Поезд шёл медленно — кажется, куда-то поворачивал по длинной дуге. Снаружи было странно светло, почти белая ночь, как и положено в это время года в здешних местах. А прямо за окном — рукой подать! — проплывала поляна. Могучие раскидистые дубы смыкались кронами над густым подлеском. И всё это было пронизано и связано в одно единое целое каким-то серебристым неподвижным сиянием, по которому пробегали сполохи ледяного огня.
Я ошалело провожал глазами необычайно красивую картину, пока она медленно не уползла куда-то назад и вбок — а поезд тут же рывком не набрал ход.

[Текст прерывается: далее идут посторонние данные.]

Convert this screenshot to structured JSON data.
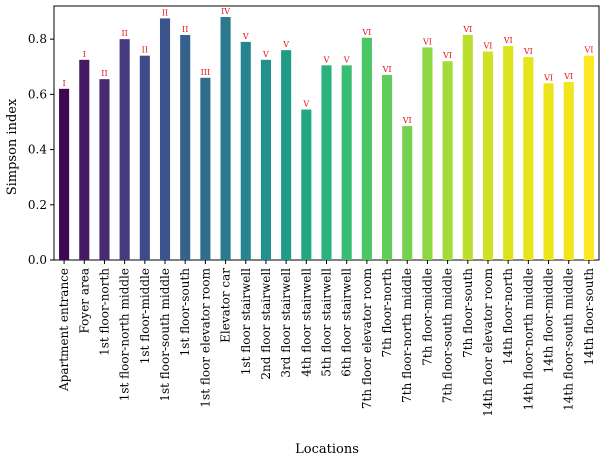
{
  "chart_data": {
    "type": "bar",
    "xlabel": "Locations",
    "ylabel": "Simpson index",
    "ylim": [
      0,
      0.92
    ],
    "yticks": [
      "0.0",
      "0.2",
      "0.4",
      "0.6",
      "0.8"
    ],
    "grid": false,
    "categories": [
      "Apartment entrance",
      "Foyer area",
      "1st floor-north",
      "1st floor-north middle",
      "1st floor-middle",
      "1st floor-south middle",
      "1st floor-south",
      "1st floor elevator room",
      "Elevator car",
      "1st floor stairwell",
      "2nd floor stairwell",
      "3rd floor stairwell",
      "4th floor stairwell",
      "5th floor stairwell",
      "6th floor stairwell",
      "7th floor elevator room",
      "7th floor-north",
      "7th floor-north middle",
      "7th floor-middle",
      "7th floor-south middle",
      "7th floor-south",
      "14th floor elevator room",
      "14th floor-north",
      "14th floor-north middle",
      "14th floor-middle",
      "14th floor-south middle",
      "14th floor-south"
    ],
    "values": [
      0.62,
      0.725,
      0.655,
      0.8,
      0.74,
      0.875,
      0.815,
      0.66,
      0.88,
      0.79,
      0.725,
      0.76,
      0.545,
      0.705,
      0.705,
      0.805,
      0.67,
      0.485,
      0.77,
      0.72,
      0.815,
      0.755,
      0.775,
      0.735,
      0.64,
      0.645,
      0.74
    ],
    "bar_labels": [
      "I",
      "I",
      "II",
      "II",
      "II",
      "II",
      "II",
      "III",
      "IV",
      "V",
      "V",
      "V",
      "V",
      "V",
      "V",
      "VI",
      "VI",
      "VI",
      "VI",
      "VI",
      "VI",
      "VI",
      "VI",
      "VI",
      "VI",
      "VI",
      "VI"
    ],
    "colors": [
      "#3e0752",
      "#461a63",
      "#472a72",
      "#443a80",
      "#3e4a89",
      "#39558c",
      "#34628d",
      "#2f6d8e",
      "#2a798e",
      "#26848e",
      "#22908c",
      "#1f9c88",
      "#21a784",
      "#29b27b",
      "#38bd72",
      "#4bc665",
      "#5fcd59",
      "#76d24c",
      "#8dd644",
      "#a4db3a",
      "#bcdf2e",
      "#cfe223",
      "#dce31d",
      "#e6e41a",
      "#ede51b",
      "#f2e51d",
      "#fbe722"
    ]
  }
}
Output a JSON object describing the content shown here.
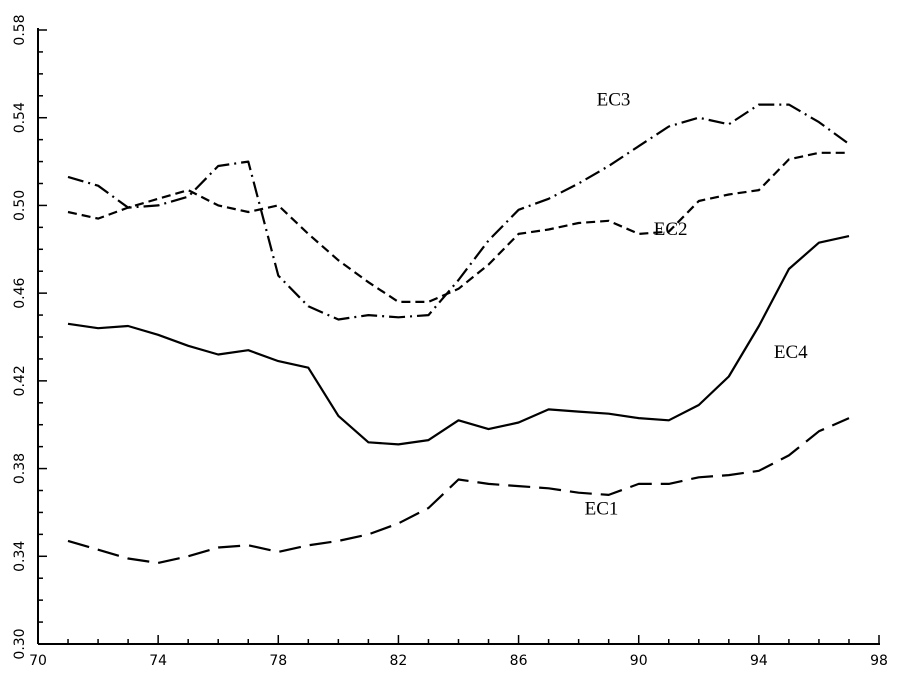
{
  "chart_data": {
    "type": "line",
    "title": "",
    "xlabel": "",
    "ylabel": "",
    "xlim": [
      70,
      98
    ],
    "ylim": [
      0.3,
      0.58
    ],
    "x_ticks": [
      "70",
      "74",
      "78",
      "82",
      "86",
      "90",
      "94",
      "98"
    ],
    "y_ticks": [
      "0.30",
      "0.34",
      "0.38",
      "0.42",
      "0.46",
      "0.50",
      "0.54",
      "0.58"
    ],
    "grid": false,
    "series": [
      {
        "name": "EC1",
        "dash": "long-dash",
        "label_at": [
          88.2,
          0.359
        ],
        "x": [
          71,
          72,
          73,
          74,
          75,
          76,
          77,
          78,
          79,
          80,
          81,
          82,
          83,
          84,
          85,
          86,
          87,
          88,
          89,
          90,
          91,
          92,
          93,
          94,
          95,
          96,
          97
        ],
        "y": [
          0.347,
          0.343,
          0.339,
          0.337,
          0.34,
          0.344,
          0.345,
          0.342,
          0.345,
          0.347,
          0.35,
          0.355,
          0.362,
          0.375,
          0.373,
          0.372,
          0.371,
          0.369,
          0.368,
          0.373,
          0.373,
          0.376,
          0.377,
          0.379,
          0.386,
          0.397,
          0.403
        ]
      },
      {
        "name": "EC2",
        "dash": "short-dash",
        "label_at": [
          90.5,
          0.4866
        ],
        "x": [
          71,
          72,
          73,
          74,
          75,
          76,
          77,
          78,
          79,
          80,
          81,
          82,
          83,
          84,
          85,
          86,
          87,
          88,
          89,
          90,
          91,
          92,
          93,
          94,
          95,
          96,
          97
        ],
        "y": [
          0.497,
          0.494,
          0.499,
          0.503,
          0.507,
          0.5,
          0.497,
          0.5,
          0.487,
          0.475,
          0.465,
          0.456,
          0.456,
          0.462,
          0.473,
          0.487,
          0.489,
          0.492,
          0.493,
          0.487,
          0.488,
          0.502,
          0.505,
          0.507,
          0.521,
          0.524,
          0.524
        ]
      },
      {
        "name": "EC3",
        "dash": "dash-dot",
        "label_at": [
          88.6,
          0.5456
        ],
        "x": [
          71,
          72,
          73,
          74,
          75,
          76,
          77,
          78,
          79,
          80,
          81,
          82,
          83,
          84,
          85,
          86,
          87,
          88,
          89,
          90,
          91,
          92,
          93,
          94,
          95,
          96,
          97
        ],
        "y": [
          0.513,
          0.509,
          0.499,
          0.5,
          0.504,
          0.518,
          0.52,
          0.468,
          0.454,
          0.448,
          0.45,
          0.449,
          0.45,
          0.466,
          0.484,
          0.498,
          0.503,
          0.51,
          0.518,
          0.527,
          0.536,
          0.54,
          0.537,
          0.546,
          0.546,
          0.538,
          0.528
        ]
      },
      {
        "name": "EC4",
        "dash": "solid",
        "label_at": [
          94.5,
          0.4304
        ],
        "x": [
          71,
          72,
          73,
          74,
          75,
          76,
          77,
          78,
          79,
          80,
          81,
          82,
          83,
          84,
          85,
          86,
          87,
          88,
          89,
          90,
          91,
          92,
          93,
          94,
          95,
          96,
          97
        ],
        "y": [
          0.446,
          0.444,
          0.445,
          0.441,
          0.436,
          0.432,
          0.434,
          0.429,
          0.426,
          0.404,
          0.392,
          0.391,
          0.393,
          0.402,
          0.398,
          0.401,
          0.407,
          0.406,
          0.405,
          0.403,
          0.402,
          0.409,
          0.422,
          0.445,
          0.471,
          0.483,
          0.486
        ]
      }
    ]
  }
}
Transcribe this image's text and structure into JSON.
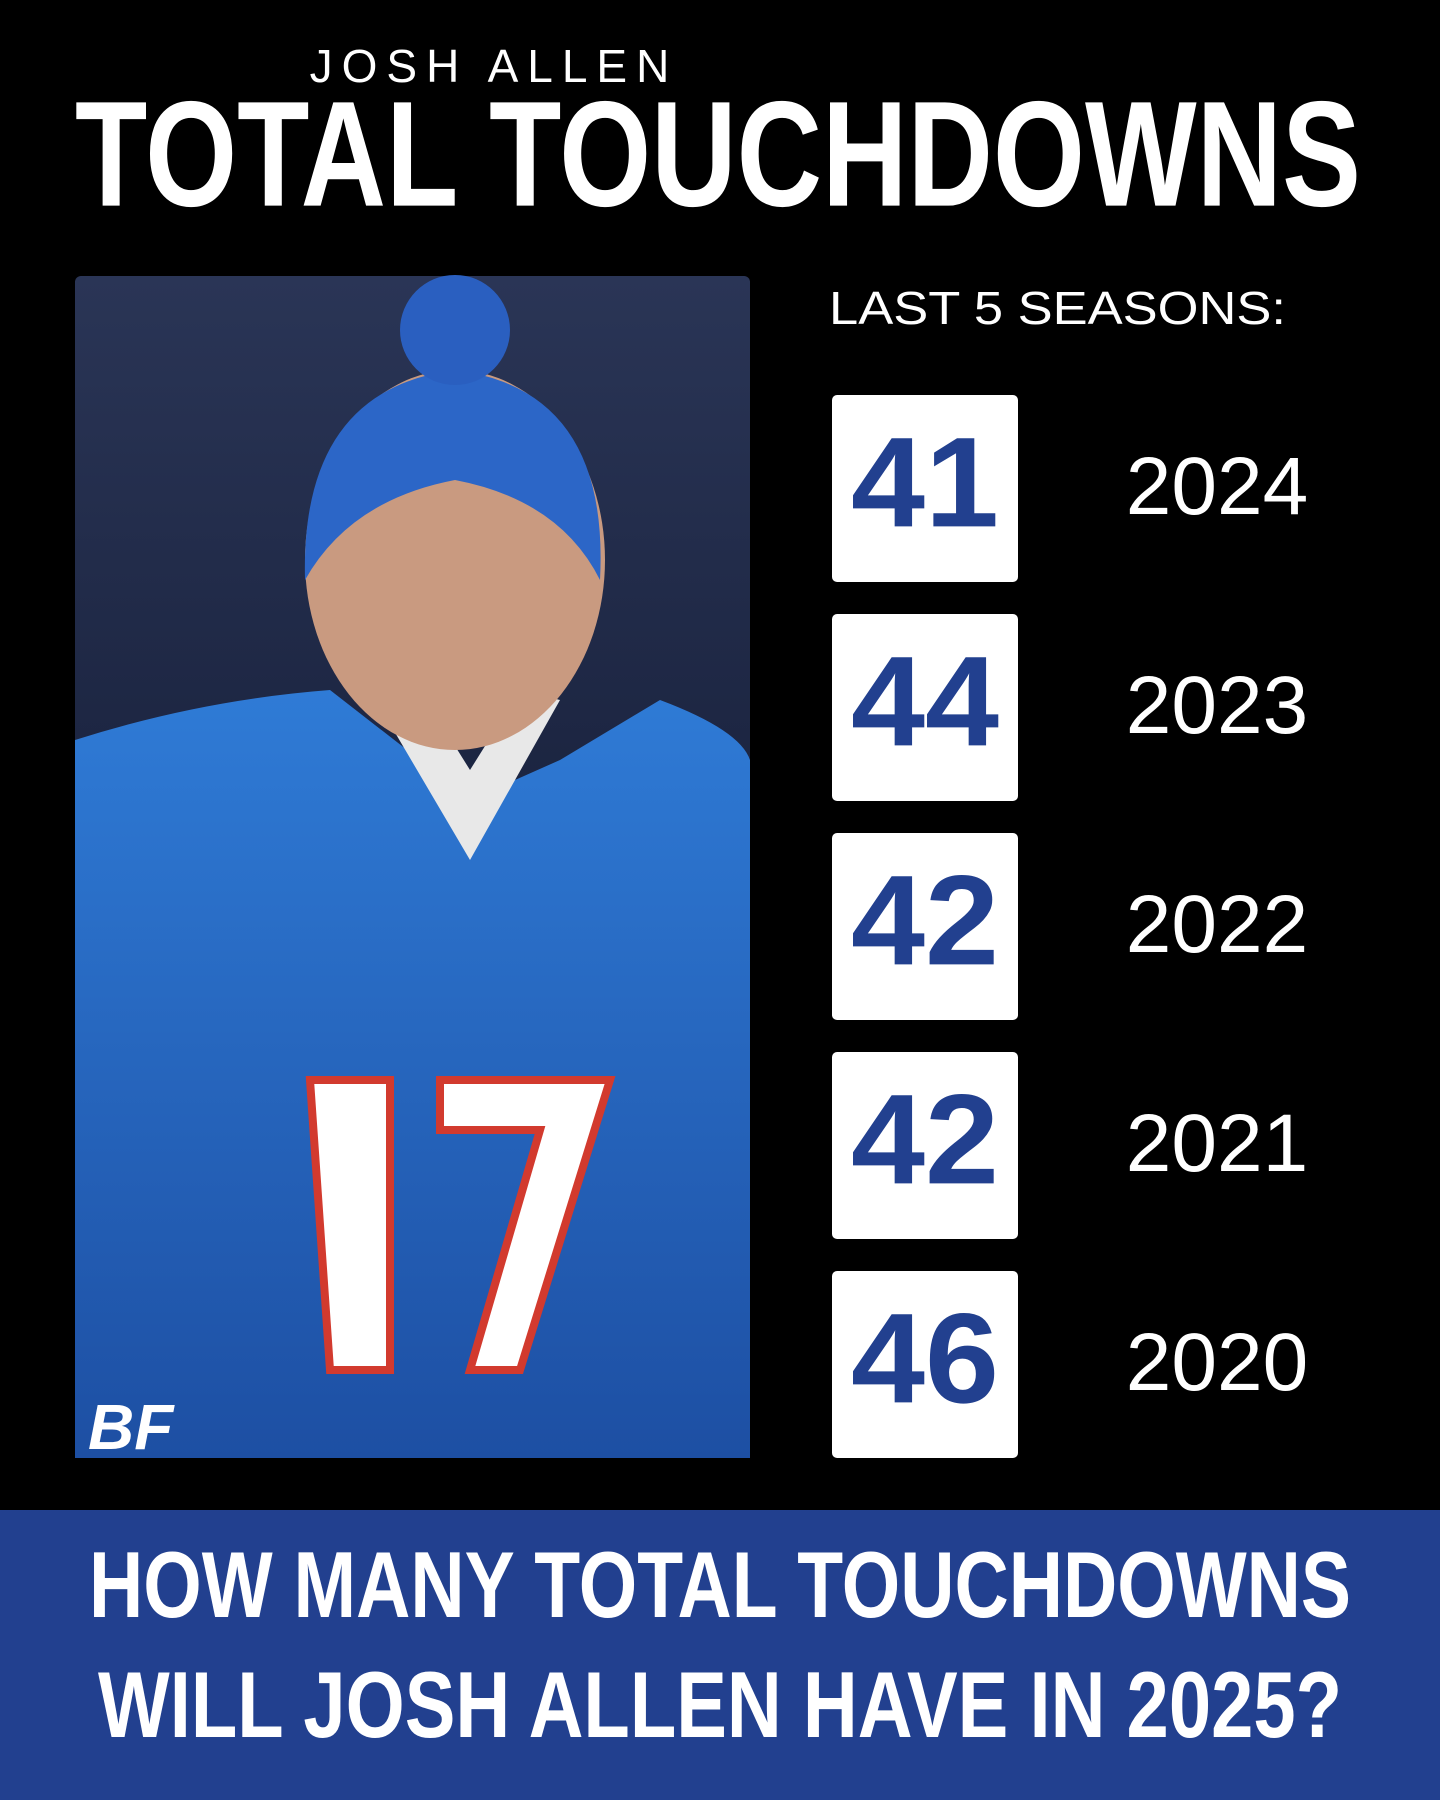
{
  "header": {
    "kicker": "JOSH ALLEN",
    "title": "TOTAL TOUCHDOWNS"
  },
  "photo": {
    "logo": "BF"
  },
  "stats": {
    "label": "LAST 5 SEASONS:",
    "rows": [
      {
        "touchdowns": 41,
        "year": "2024"
      },
      {
        "touchdowns": 44,
        "year": "2023"
      },
      {
        "touchdowns": 42,
        "year": "2022"
      },
      {
        "touchdowns": 42,
        "year": "2021"
      },
      {
        "touchdowns": 46,
        "year": "2020"
      }
    ]
  },
  "footer": {
    "lines": [
      "HOW MANY TOTAL TOUCHDOWNS",
      "WILL JOSH ALLEN HAVE IN 2025?"
    ]
  }
}
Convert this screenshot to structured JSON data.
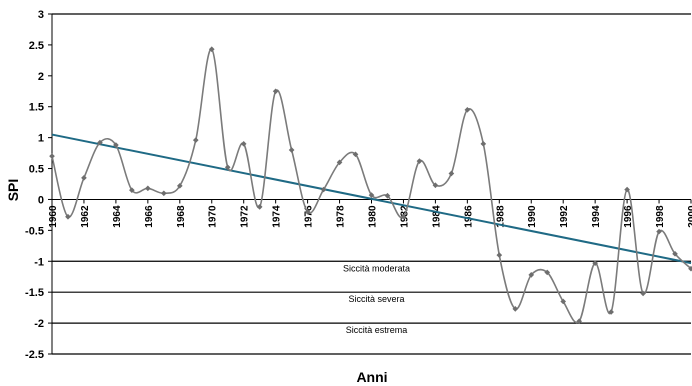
{
  "chart_data": {
    "type": "line",
    "xlabel": "Anni",
    "ylabel": "SPI",
    "xlim": [
      1960,
      2000
    ],
    "ylim": [
      -2.5,
      3
    ],
    "yticks": [
      3,
      2.5,
      2,
      1.5,
      1,
      0.5,
      0,
      -0.5,
      -1,
      -1.5,
      -2,
      -2.5
    ],
    "xticks": [
      1960,
      1962,
      1964,
      1966,
      1968,
      1970,
      1972,
      1974,
      1976,
      1978,
      1980,
      1982,
      1984,
      1986,
      1988,
      1990,
      1992,
      1994,
      1996,
      1998,
      2000
    ],
    "grid": false,
    "legend": "none",
    "series": [
      {
        "values": [
          [
            1960,
            0.7
          ],
          [
            1961,
            -0.28
          ],
          [
            1962,
            0.35
          ],
          [
            1963,
            0.92
          ],
          [
            1964,
            0.88
          ],
          [
            1965,
            0.15
          ],
          [
            1966,
            0.18
          ],
          [
            1967,
            0.1
          ],
          [
            1968,
            0.22
          ],
          [
            1969,
            0.96
          ],
          [
            1970,
            2.43
          ],
          [
            1971,
            0.52
          ],
          [
            1972,
            0.9
          ],
          [
            1973,
            -0.12
          ],
          [
            1974,
            1.75
          ],
          [
            1975,
            0.8
          ],
          [
            1976,
            -0.2
          ],
          [
            1977,
            0.16
          ],
          [
            1978,
            0.6
          ],
          [
            1979,
            0.73
          ],
          [
            1980,
            0.07
          ],
          [
            1981,
            0.06
          ],
          [
            1982,
            -0.28
          ],
          [
            1983,
            0.62
          ],
          [
            1984,
            0.23
          ],
          [
            1985,
            0.42
          ],
          [
            1986,
            1.45
          ],
          [
            1987,
            0.9
          ],
          [
            1988,
            -0.9
          ],
          [
            1989,
            -1.77
          ],
          [
            1990,
            -1.22
          ],
          [
            1991,
            -1.18
          ],
          [
            1992,
            -1.65
          ],
          [
            1993,
            -1.97
          ],
          [
            1994,
            -1.03
          ],
          [
            1995,
            -1.82
          ],
          [
            1996,
            0.16
          ],
          [
            1997,
            -1.52
          ],
          [
            1998,
            -0.52
          ],
          [
            1999,
            -0.88
          ],
          [
            2000,
            -1.12
          ]
        ],
        "color": "#7b7b7b"
      },
      {
        "type": "trendline",
        "values": [
          [
            1960,
            1.05
          ],
          [
            2000,
            -1.03
          ]
        ],
        "color": "#1f6a85"
      }
    ],
    "thresholds": [
      {
        "value": -1,
        "label": "Siccità moderata"
      },
      {
        "value": -1.5,
        "label": "Siccità severa"
      },
      {
        "value": -2,
        "label": "Siccità estrema"
      }
    ]
  }
}
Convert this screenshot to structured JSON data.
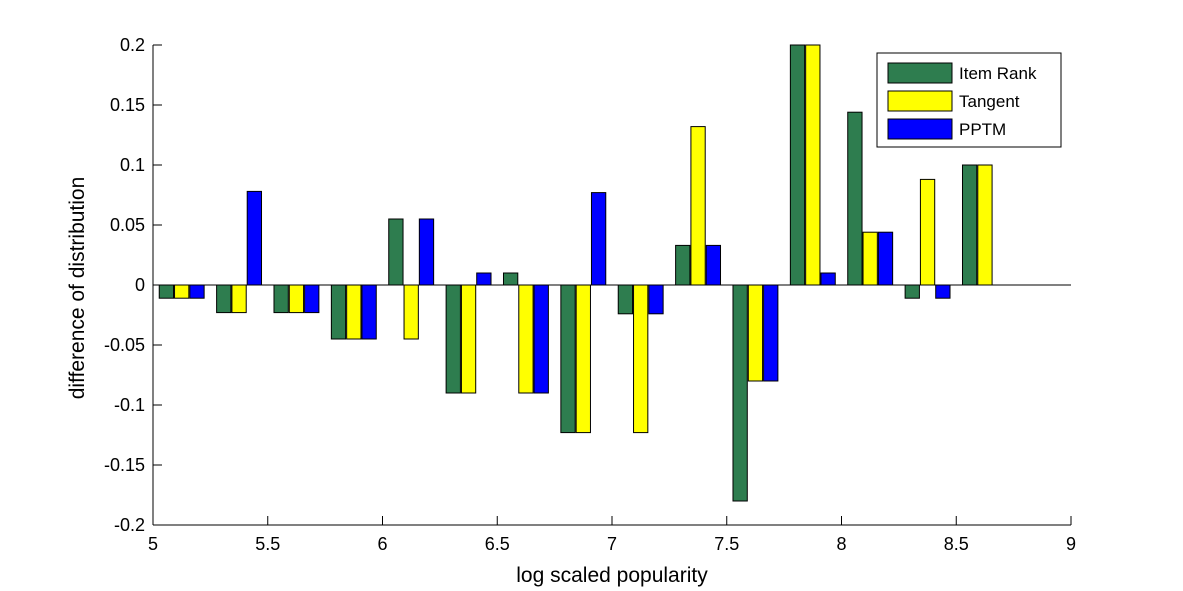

Мне показалось, что я проснулся снова — ну, вы знаете, снится, что спишь и просыпаешься. Может, так и было? Так или иначе, но я понял, что спать пока не хочу и начал всё-таки кое-что распаковывать. Сходил попить к крану, потом вспомнил, что в сумке лежат бутылка с водой и упаковка с бутербродами. Тогда я попил из крана ещё раз, а упаковку и бутылку, вернувшись, немедленно выкинул в окно — открыл, швырнул в шумную темноту и опять закрыл.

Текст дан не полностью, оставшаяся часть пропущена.